Tayo smiled again. His mouth felt stiff at the corners. Harley had been at Wake Island with Leroy Valdez and Emo. They had all come back with Purple Hearts, but it didn’t seem as if the war had changed Harley; he was still a little fat, and he still made them laugh, joking and clowning.

“Hey! You don’t happen to have a beer, do you?”

Tayo shook his head. “There’s some coffee on the stove.”

“No, they say coffee is bad for you.” He laughed, and Tayo smiled because Harley didn’t use to like beer at all, and maybe this was something that was different about him now, after the war. He drank a lot of beer now. But Tayo could remember that time in the eighth grade when they had followed old Benny to see where he kept his wine. They watched him weave unsteadily through the salt bush down to the river willows and tamarics, growing along the river, all the while clutching his brown shopping bag close to his chest. They watched him take one last taste of the wine and push the cork in tight before he put it back in the bag, then carefully dig into the sandy riverbank, pushing white sand around the bag tenderly. They crouched with their chins on the sand and fallen willow leaves, peeking through the willows at him as he took a last look, as if to memorize the hiding place, and then walked crookedly up the hill, away from the river. They got to their feet then, and when Benny disappeared over the hill, they ran to the hiding place, where the river flowed into a quiet pool. Rocky and Tayo took the bottle of wine because there was only one bottle of beer.

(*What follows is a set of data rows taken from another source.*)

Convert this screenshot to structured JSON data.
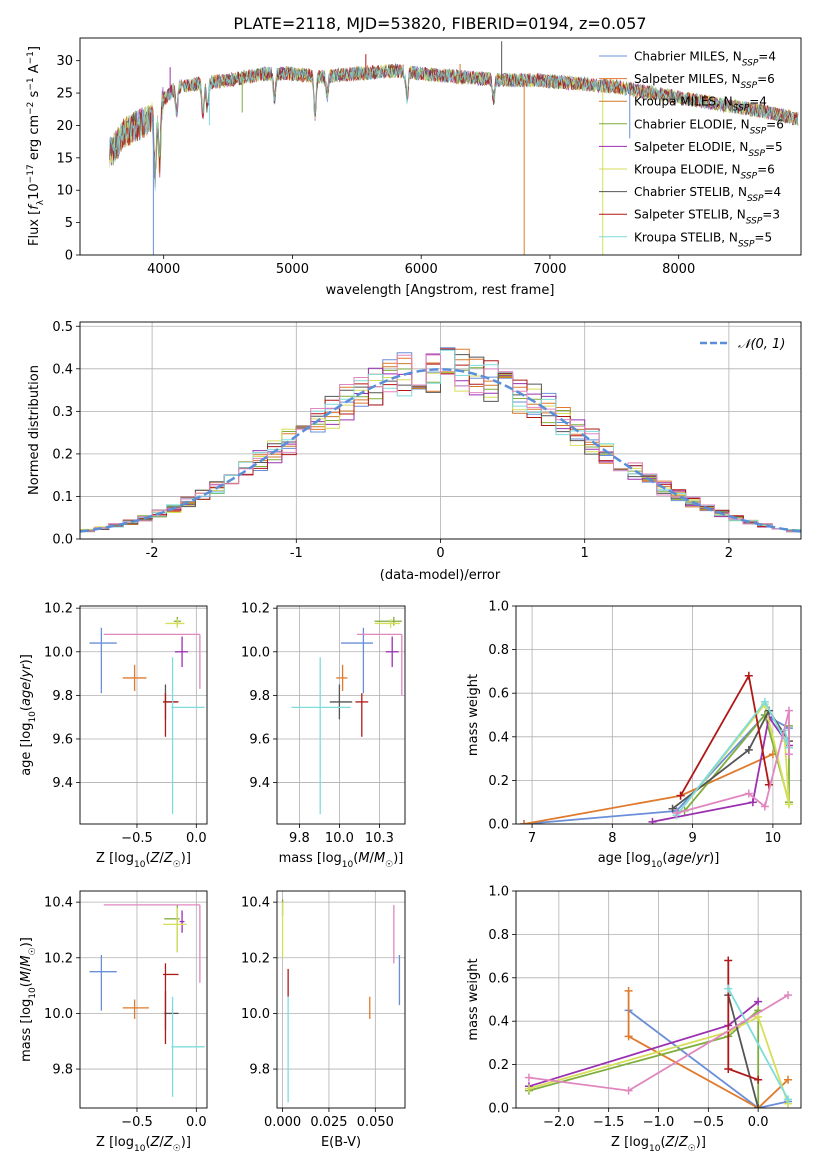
{
  "title": "PLATE=2118, MJD=53820, FIBERID=0194, z=0.057",
  "colors": {
    "Chabrier MILES": "#6a8fd8",
    "Salpeter MILES": "#e07a2c",
    "Kroupa MILES": "#cf7a2a",
    "Chabrier ELODIE": "#7fae3c",
    "Salpeter ELODIE": "#9b30b0",
    "Kroupa ELODIE": "#d6de5a",
    "Chabrier STELIB": "#555555",
    "Salpeter STELIB": "#b01818",
    "Kroupa STELIB": "#7fdcdc",
    "pink": "#e087c0",
    "normal": "#5a8fd8"
  },
  "chart_data": [
    {
      "type": "line",
      "title": "PLATE=2118, MJD=53820, FIBERID=0194, z=0.057",
      "xlabel": "wavelength [Angstrom, rest frame]",
      "ylabel": "Flux [f_λ 10^-17 erg cm^-2 s^-1 A^-1]",
      "xlim": [
        3350,
        8950
      ],
      "ylim": [
        0,
        33.5
      ],
      "xticks": [
        4000,
        5000,
        6000,
        7000,
        8000
      ],
      "yticks": [
        0,
        5,
        10,
        15,
        20,
        25,
        30
      ],
      "grid": false,
      "legend_position": "top-right",
      "legend": [
        {
          "label": "Chabrier MILES, N",
          "sub": "SSP",
          "suffix": "=4",
          "color": "#6a8fd8"
        },
        {
          "label": "Salpeter MILES, N",
          "sub": "SSP",
          "suffix": "=6",
          "color": "#e07a2c"
        },
        {
          "label": "Kroupa MILES, N",
          "sub": "SSP",
          "suffix": "=4",
          "color": "#cf7a2a"
        },
        {
          "label": "Chabrier ELODIE, N",
          "sub": "SSP",
          "suffix": "=6",
          "color": "#7fae3c"
        },
        {
          "label": "Salpeter ELODIE, N",
          "sub": "SSP",
          "suffix": "=5",
          "color": "#9b30b0"
        },
        {
          "label": "Kroupa ELODIE, N",
          "sub": "SSP",
          "suffix": "=6",
          "color": "#d6de5a"
        },
        {
          "label": "Chabrier STELIB, N",
          "sub": "SSP",
          "suffix": "=4",
          "color": "#555555"
        },
        {
          "label": "Salpeter STELIB, N",
          "sub": "SSP",
          "suffix": "=3",
          "color": "#b01818"
        },
        {
          "label": "Kroupa STELIB, N",
          "sub": "SSP",
          "suffix": "=5",
          "color": "#7fdcdc"
        }
      ],
      "continuum": [
        [
          3600,
          16
        ],
        [
          3700,
          19
        ],
        [
          3800,
          20
        ],
        [
          3900,
          21
        ],
        [
          4000,
          24
        ],
        [
          4100,
          26
        ],
        [
          4300,
          26.5
        ],
        [
          4500,
          27
        ],
        [
          4800,
          28
        ],
        [
          5000,
          28
        ],
        [
          5200,
          27.5
        ],
        [
          5500,
          28
        ],
        [
          5800,
          28.5
        ],
        [
          6000,
          28
        ],
        [
          6300,
          27.5
        ],
        [
          6600,
          27
        ],
        [
          6900,
          27
        ],
        [
          7200,
          26.5
        ],
        [
          7500,
          26
        ],
        [
          7800,
          25
        ],
        [
          8100,
          24
        ],
        [
          8400,
          23
        ],
        [
          8700,
          22
        ],
        [
          8930,
          21
        ]
      ],
      "absorption": [
        [
          3934,
          10
        ],
        [
          3968,
          9
        ],
        [
          4101,
          4
        ],
        [
          4305,
          5
        ],
        [
          4340,
          4
        ],
        [
          4861,
          4
        ],
        [
          5175,
          6
        ],
        [
          5270,
          3
        ],
        [
          5890,
          4
        ],
        [
          6563,
          3
        ]
      ],
      "spikes": [
        [
          3920,
          0
        ],
        [
          4050,
          29
        ],
        [
          4355,
          20
        ],
        [
          4610,
          22
        ],
        [
          5570,
          31
        ],
        [
          6302,
          29.5
        ],
        [
          6625,
          33
        ],
        [
          6800,
          0
        ],
        [
          7410,
          0
        ],
        [
          7620,
          18
        ]
      ]
    },
    {
      "type": "step",
      "xlabel": "(data-model)/error",
      "ylabel": "Normed distribution",
      "xlim": [
        -2.5,
        2.5
      ],
      "ylim": [
        0,
        0.51
      ],
      "xticks": [
        -2,
        -1,
        0,
        1,
        2
      ],
      "yticks": [
        0.0,
        0.1,
        0.2,
        0.3,
        0.4,
        0.5
      ],
      "grid": true,
      "legend_position": "top-right",
      "legend": [
        {
          "label": "𝒩(0, 1)",
          "color": "#5a8fd8",
          "style": "dashed"
        }
      ],
      "normal": {
        "mean": 0,
        "sd": 1
      }
    },
    {
      "type": "errorbar",
      "xlabel": "Z [log10(Z/Z☉)]",
      "ylabel": "age [log10(age/yr)]",
      "xlim": [
        -0.98,
        0.09
      ],
      "ylim": [
        9.21,
        10.21
      ],
      "xticks": [
        -0.5,
        0.0
      ],
      "yticks": [
        9.4,
        9.6,
        9.8,
        10.0,
        10.2
      ],
      "grid": true,
      "points": [
        {
          "x": -0.8,
          "y": 10.04,
          "xerr": [
            0.1,
            0.13
          ],
          "yerr": [
            0.23,
            0.07
          ],
          "color": "#6a8fd8"
        },
        {
          "x": -0.52,
          "y": 9.88,
          "xerr": [
            0.1,
            0.1
          ],
          "yerr": [
            0.06,
            0.06
          ],
          "color": "#e07a2c"
        },
        {
          "x": -0.16,
          "y": 10.14,
          "xerr": [
            0.03,
            0.03
          ],
          "yerr": [
            0.02,
            0.02
          ],
          "color": "#7fae3c"
        },
        {
          "x": -0.12,
          "y": 10.0,
          "xerr": [
            0.06,
            0.05
          ],
          "yerr": [
            0.07,
            0.07
          ],
          "color": "#9b30b0"
        },
        {
          "x": -0.16,
          "y": 10.13,
          "xerr": [
            0.1,
            0.06
          ],
          "yerr": [
            0.02,
            0.02
          ],
          "color": "#d6de5a"
        },
        {
          "x": -0.26,
          "y": 9.77,
          "xerr": [
            0.02,
            0.1
          ],
          "yerr": [
            0.08,
            0.08
          ],
          "color": "#555555"
        },
        {
          "x": -0.26,
          "y": 9.77,
          "xerr": [
            0.02,
            0.11
          ],
          "yerr": [
            0.16,
            0.04
          ],
          "color": "#b01818"
        },
        {
          "x": -0.2,
          "y": 9.745,
          "xerr": [
            0.01,
            0.27
          ],
          "yerr": [
            0.49,
            0.23
          ],
          "color": "#7fdcdc"
        },
        {
          "x": 0.03,
          "y": 10.08,
          "xerr": [
            0.81,
            0.0
          ],
          "yerr": [
            0.25,
            0.0
          ],
          "color": "#e087c0"
        }
      ]
    },
    {
      "type": "errorbar",
      "xlabel": "mass [log10(M/M☉)]",
      "ylabel": "",
      "xlim": [
        9.61,
        10.41
      ],
      "ylim": [
        9.21,
        10.21
      ],
      "xticks": [
        9.75,
        10.0,
        10.25
      ],
      "yticks": [
        9.4,
        9.6,
        9.8,
        10.0,
        10.2
      ],
      "grid": true,
      "points": [
        {
          "x": 10.15,
          "y": 10.04,
          "xerr": [
            0.14,
            0.06
          ],
          "yerr": [
            0.23,
            0.07
          ],
          "color": "#6a8fd8"
        },
        {
          "x": 10.02,
          "y": 9.88,
          "xerr": [
            0.04,
            0.03
          ],
          "yerr": [
            0.06,
            0.06
          ],
          "color": "#e07a2c"
        },
        {
          "x": 10.34,
          "y": 10.14,
          "xerr": [
            0.12,
            0.05
          ],
          "yerr": [
            0.02,
            0.02
          ],
          "color": "#7fae3c"
        },
        {
          "x": 10.33,
          "y": 10.0,
          "xerr": [
            0.04,
            0.04
          ],
          "yerr": [
            0.07,
            0.07
          ],
          "color": "#9b30b0"
        },
        {
          "x": 10.32,
          "y": 10.13,
          "xerr": [
            0.1,
            0.06
          ],
          "yerr": [
            0.02,
            0.02
          ],
          "color": "#d6de5a"
        },
        {
          "x": 10.0,
          "y": 9.77,
          "xerr": [
            0.06,
            0.08
          ],
          "yerr": [
            0.08,
            0.08
          ],
          "color": "#555555"
        },
        {
          "x": 10.14,
          "y": 9.77,
          "xerr": [
            0.04,
            0.04
          ],
          "yerr": [
            0.16,
            0.04
          ],
          "color": "#b01818"
        },
        {
          "x": 9.88,
          "y": 9.745,
          "xerr": [
            0.18,
            0.19
          ],
          "yerr": [
            0.49,
            0.23
          ],
          "color": "#7fdcdc"
        },
        {
          "x": 10.39,
          "y": 10.08,
          "xerr": [
            0.28,
            0.0
          ],
          "yerr": [
            0.28,
            0.0
          ],
          "color": "#e087c0"
        }
      ]
    },
    {
      "type": "line",
      "xlabel": "age [log10(age/yr)]",
      "ylabel": "mass weight",
      "xlim": [
        6.8,
        10.35
      ],
      "ylim": [
        0,
        1.0
      ],
      "xticks": [
        7,
        8,
        9,
        10
      ],
      "yticks": [
        0.0,
        0.2,
        0.4,
        0.6,
        0.8,
        1.0
      ],
      "grid": true,
      "series": [
        {
          "color": "#6a8fd8",
          "x": [
            6.9,
            8.8,
            9.9,
            10.2
          ],
          "y": [
            0.0,
            0.06,
            0.5,
            0.44
          ]
        },
        {
          "color": "#e07a2c",
          "x": [
            6.9,
            8.85,
            10.0
          ],
          "y": [
            0.0,
            0.13,
            0.32
          ]
        },
        {
          "color": "#7fae3c",
          "x": [
            8.9,
            9.9,
            10.2,
            10.2
          ],
          "y": [
            0.06,
            0.5,
            0.1,
            0.45
          ]
        },
        {
          "color": "#9b30b0",
          "x": [
            8.5,
            9.75,
            9.95,
            10.2
          ],
          "y": [
            0.01,
            0.1,
            0.49,
            0.36
          ]
        },
        {
          "color": "#d6de5a",
          "x": [
            8.8,
            9.9,
            10.2,
            10.15
          ],
          "y": [
            0.04,
            0.55,
            0.09,
            0.38
          ]
        },
        {
          "color": "#555555",
          "x": [
            8.75,
            9.7,
            9.95,
            10.2
          ],
          "y": [
            0.07,
            0.34,
            0.52,
            0.38
          ]
        },
        {
          "color": "#b01818",
          "x": [
            8.85,
            9.7,
            9.95
          ],
          "y": [
            0.13,
            0.68,
            0.18
          ]
        },
        {
          "color": "#7fdcdc",
          "x": [
            8.8,
            9.9,
            10.2,
            10.15
          ],
          "y": [
            0.04,
            0.56,
            0.35,
            0.43
          ]
        },
        {
          "color": "#e087c0",
          "x": [
            8.8,
            9.7,
            9.9,
            10.2,
            10.2
          ],
          "y": [
            0.05,
            0.14,
            0.08,
            0.52,
            0.32
          ]
        }
      ]
    },
    {
      "type": "errorbar",
      "xlabel": "Z [log10(Z/Z☉)]",
      "ylabel": "mass [log10(M/M☉)]",
      "xlim": [
        -0.98,
        0.09
      ],
      "ylim": [
        9.66,
        10.44
      ],
      "xticks": [
        -0.5,
        0.0
      ],
      "yticks": [
        9.8,
        10.0,
        10.2,
        10.4
      ],
      "grid": true,
      "points": [
        {
          "x": -0.8,
          "y": 10.15,
          "xerr": [
            0.1,
            0.13
          ],
          "yerr": [
            0.14,
            0.06
          ],
          "color": "#6a8fd8"
        },
        {
          "x": -0.52,
          "y": 10.02,
          "xerr": [
            0.1,
            0.12
          ],
          "yerr": [
            0.04,
            0.03
          ],
          "color": "#e07a2c"
        },
        {
          "x": -0.16,
          "y": 10.34,
          "xerr": [
            0.11,
            0.02
          ],
          "yerr": [
            0.12,
            0.05
          ],
          "color": "#7fae3c"
        },
        {
          "x": -0.12,
          "y": 10.33,
          "xerr": [
            0.02,
            0.02
          ],
          "yerr": [
            0.04,
            0.04
          ],
          "color": "#9b30b0"
        },
        {
          "x": -0.16,
          "y": 10.32,
          "xerr": [
            0.12,
            0.08
          ],
          "yerr": [
            0.1,
            0.06
          ],
          "color": "#d6de5a"
        },
        {
          "x": -0.26,
          "y": 10.0,
          "xerr": [
            0.01,
            0.11
          ],
          "yerr": [
            0.06,
            0.08
          ],
          "color": "#555555"
        },
        {
          "x": -0.26,
          "y": 10.14,
          "xerr": [
            0.02,
            0.11
          ],
          "yerr": [
            0.25,
            0.04
          ],
          "color": "#b01818"
        },
        {
          "x": -0.2,
          "y": 9.88,
          "xerr": [
            0.01,
            0.27
          ],
          "yerr": [
            0.18,
            0.18
          ],
          "color": "#7fdcdc"
        },
        {
          "x": 0.03,
          "y": 10.39,
          "xerr": [
            0.81,
            0.0
          ],
          "yerr": [
            0.28,
            0.0
          ],
          "color": "#e087c0"
        }
      ]
    },
    {
      "type": "errorbar",
      "xlabel": "E(B-V)",
      "ylabel": "",
      "xlim": [
        -0.003,
        0.066
      ],
      "ylim": [
        9.66,
        10.44
      ],
      "xticks": [
        0.0,
        0.025,
        0.05
      ],
      "yticks": [
        9.8,
        10.0,
        10.2,
        10.4
      ],
      "grid": true,
      "points": [
        {
          "x": 0.0,
          "y": 10.38,
          "xerr": [
            0,
            0
          ],
          "yerr": [
            0.03,
            0.03
          ],
          "color": "#7fae3c"
        },
        {
          "x": 0.0,
          "y": 10.3,
          "xerr": [
            0,
            0
          ],
          "yerr": [
            0.1,
            0.1
          ],
          "color": "#d6de5a"
        },
        {
          "x": 0.003,
          "y": 10.11,
          "xerr": [
            0,
            0
          ],
          "yerr": [
            0.05,
            0.05
          ],
          "color": "#b01818"
        },
        {
          "x": 0.003,
          "y": 9.88,
          "xerr": [
            0,
            0
          ],
          "yerr": [
            0.2,
            0.18
          ],
          "color": "#7fdcdc"
        },
        {
          "x": 0.047,
          "y": 10.02,
          "xerr": [
            0,
            0
          ],
          "yerr": [
            0.04,
            0.04
          ],
          "color": "#e07a2c"
        },
        {
          "x": 0.06,
          "y": 10.3,
          "xerr": [
            0,
            0
          ],
          "yerr": [
            0.12,
            0.09
          ],
          "color": "#e087c0"
        },
        {
          "x": 0.063,
          "y": 10.12,
          "xerr": [
            0,
            0
          ],
          "yerr": [
            0.09,
            0.09
          ],
          "color": "#6a8fd8"
        }
      ]
    },
    {
      "type": "line",
      "xlabel": "Z [log10(Z/Z☉)]",
      "ylabel": "mass weight",
      "xlim": [
        -2.43,
        0.43
      ],
      "ylim": [
        0,
        1.0
      ],
      "xticks": [
        -2.0,
        -1.5,
        -1.0,
        -0.5,
        0.0
      ],
      "yticks": [
        0.0,
        0.2,
        0.4,
        0.6,
        0.8,
        1.0
      ],
      "grid": true,
      "series": [
        {
          "color": "#6a8fd8",
          "x": [
            -1.3,
            0.0,
            0.3
          ],
          "y": [
            0.45,
            0.0,
            0.03
          ]
        },
        {
          "color": "#e07a2c",
          "x": [
            -1.3,
            -1.3,
            0.0,
            0.3
          ],
          "y": [
            0.54,
            0.33,
            0.0,
            0.13
          ]
        },
        {
          "color": "#7fae3c",
          "x": [
            -2.3,
            -0.3,
            0.0,
            0.0
          ],
          "y": [
            0.08,
            0.33,
            0.45,
            0.0
          ]
        },
        {
          "color": "#9b30b0",
          "x": [
            -2.3,
            -0.3,
            0.0
          ],
          "y": [
            0.1,
            0.38,
            0.49
          ]
        },
        {
          "color": "#d6de5a",
          "x": [
            -2.3,
            -0.3,
            0.0,
            0.3
          ],
          "y": [
            0.09,
            0.35,
            0.42,
            0.02
          ]
        },
        {
          "color": "#555555",
          "x": [
            -0.3,
            0.0
          ],
          "y": [
            0.52,
            0.0
          ]
        },
        {
          "color": "#b01818",
          "x": [
            -0.3,
            -0.3,
            0.0
          ],
          "y": [
            0.68,
            0.18,
            0.13
          ]
        },
        {
          "color": "#7fdcdc",
          "x": [
            -0.3,
            0.3
          ],
          "y": [
            0.55,
            0.04
          ]
        },
        {
          "color": "#e087c0",
          "x": [
            -2.3,
            -1.3,
            0.3
          ],
          "y": [
            0.14,
            0.08,
            0.52
          ]
        }
      ]
    }
  ]
}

“Okay for you, Harley,” Rocky said, “beer tastes awful.”

“Aw, you don’t know. You never tasted any,” Harley answered, trying to pry off the bottle cap with the short blade of his pocket knife.

“He’s right, Harley. Josiah let us taste some one time.”

The wine was sweet and sticky, a little like cough syrup, but they drank it anyway because they had to if they wanted to get drunk. Harley finally got the beer open, and he was anxious to catch up with them so he took a big swallow. He made a terrible face, wrinkling up his nose and rolling his eyes. He spent the rest of the afternoon spitting into the river, and they had to keep laughing because he kept saying, “Ugh! Awful! It tastes like poison!” And then he would spit again and try to wipe the inside of his mouth on the sleeve of his shirt.